Now that the votes have been tallied, St. Louis County election officials and voter rights advocates will begin counting the number of problems voters had casting them.

High on the list of priorities: the county's touch-screen voting machines, which had their first major test on Tuesday.

John Diehl, chairman of the county's Election Board, said most problems with the machines were confined to 20 or fewer of the county's 450 polling sites.

Diehl, a Republican, admitted that lines were long in some places, but said it was mostly due to heavy voter turnout and a lengthy ballot.


As for the new equipment, he said the problems with the touch-screen machines happened when paper rolls jammed after poll workers had replaced them. The machines are equipped to print voters' choices on paper as the picks are made.

He said the turnout for the August primary, when the county introduced the touch screens, was so low comparatively that few polling places required paper-roll replacements.

"We had to change them three and four times, and we could see by two in the afternoon that calls multiplied about paper jams," he said. "That accounted for 90 percent of the issues we had to deal with."

But one voting rights advocate argued that problems were more widespread and were the result of poorly trained election judges and a lack of specialists to monitor the touch-screen machines.

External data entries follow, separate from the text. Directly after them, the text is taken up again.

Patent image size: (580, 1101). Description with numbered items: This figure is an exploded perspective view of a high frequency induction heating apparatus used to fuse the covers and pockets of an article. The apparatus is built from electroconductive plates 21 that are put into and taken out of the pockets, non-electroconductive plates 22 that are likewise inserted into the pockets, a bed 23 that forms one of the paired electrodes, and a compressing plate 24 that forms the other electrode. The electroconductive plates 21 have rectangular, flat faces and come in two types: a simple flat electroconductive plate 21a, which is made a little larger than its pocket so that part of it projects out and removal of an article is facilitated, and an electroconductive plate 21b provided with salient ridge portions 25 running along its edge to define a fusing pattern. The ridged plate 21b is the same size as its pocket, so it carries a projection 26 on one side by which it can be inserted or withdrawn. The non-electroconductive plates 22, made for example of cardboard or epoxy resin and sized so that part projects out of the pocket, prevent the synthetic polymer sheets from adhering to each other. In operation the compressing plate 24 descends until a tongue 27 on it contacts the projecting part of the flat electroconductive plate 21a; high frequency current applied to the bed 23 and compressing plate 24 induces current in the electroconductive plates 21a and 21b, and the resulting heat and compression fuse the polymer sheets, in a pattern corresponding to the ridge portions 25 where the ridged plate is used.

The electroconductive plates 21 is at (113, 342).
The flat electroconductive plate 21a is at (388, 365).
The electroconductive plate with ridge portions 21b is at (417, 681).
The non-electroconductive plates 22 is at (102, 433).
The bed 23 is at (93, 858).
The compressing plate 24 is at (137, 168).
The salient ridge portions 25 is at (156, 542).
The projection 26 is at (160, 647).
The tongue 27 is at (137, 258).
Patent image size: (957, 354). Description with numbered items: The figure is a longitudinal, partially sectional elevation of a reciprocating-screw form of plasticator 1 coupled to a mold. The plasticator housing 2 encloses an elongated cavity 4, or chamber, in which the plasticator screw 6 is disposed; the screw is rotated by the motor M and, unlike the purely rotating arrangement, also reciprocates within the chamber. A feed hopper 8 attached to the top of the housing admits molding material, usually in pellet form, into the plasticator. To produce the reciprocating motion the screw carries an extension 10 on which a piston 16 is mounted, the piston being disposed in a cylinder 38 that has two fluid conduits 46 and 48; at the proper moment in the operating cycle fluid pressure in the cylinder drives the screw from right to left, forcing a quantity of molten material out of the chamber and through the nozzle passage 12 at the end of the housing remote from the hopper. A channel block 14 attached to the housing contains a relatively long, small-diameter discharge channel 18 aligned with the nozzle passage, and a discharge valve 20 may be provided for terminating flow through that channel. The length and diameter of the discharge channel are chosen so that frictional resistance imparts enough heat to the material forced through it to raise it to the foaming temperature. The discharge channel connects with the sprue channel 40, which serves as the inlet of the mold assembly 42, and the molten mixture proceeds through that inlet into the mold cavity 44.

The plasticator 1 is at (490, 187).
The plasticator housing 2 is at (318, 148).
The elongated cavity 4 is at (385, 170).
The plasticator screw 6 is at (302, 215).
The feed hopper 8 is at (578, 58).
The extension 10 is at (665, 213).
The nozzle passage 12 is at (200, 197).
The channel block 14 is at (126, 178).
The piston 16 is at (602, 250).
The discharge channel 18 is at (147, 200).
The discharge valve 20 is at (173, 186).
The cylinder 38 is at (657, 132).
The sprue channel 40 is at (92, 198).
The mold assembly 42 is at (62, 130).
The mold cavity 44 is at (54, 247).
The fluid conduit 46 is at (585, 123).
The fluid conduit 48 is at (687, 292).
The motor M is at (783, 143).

"There wasn't enough (specialists) to meet the need," said Denise Lieberman, an attorney with the voter advocacy group Advancement Project and former legal director of the ACLU of Eastern Missouri. "The election judges simply didn't have the skills."

Diehl said the county had trained 200 poll workers to boot up and shut down the machines, as well as 25 specialists assigned to locations throughout the county and 28 pairs of roving specialists to respond to problems.

Both Diehl and Lieberman said they had yet to compile comprehensive lists of the problems and their locations.

The midterm election marked sort of a role reversal for the county — where reports of voting problems have typically been uncommon — and the city of St. Louis, where elections have been marred by lawsuits and an inquiry from the U.S. Justice Department.

On Tuesday, the county also had some malfunctions with paper ballots.

Diehl said the long (19-inch) ballots stressed some optical scanners that read them.

In some cases, people feeding the ballots into the scanners tried forcing them and got error messages in response.

"That's just a training issue that we are going to have to go over with some of our poll judges," he said.

Lieberman said some people reported that when the scanners broke down, judges began stacking ballots in the open.

Diehl said he didn't know if the report was true, but said many of the Advancement Project's complaints during the day only added to the difficulties.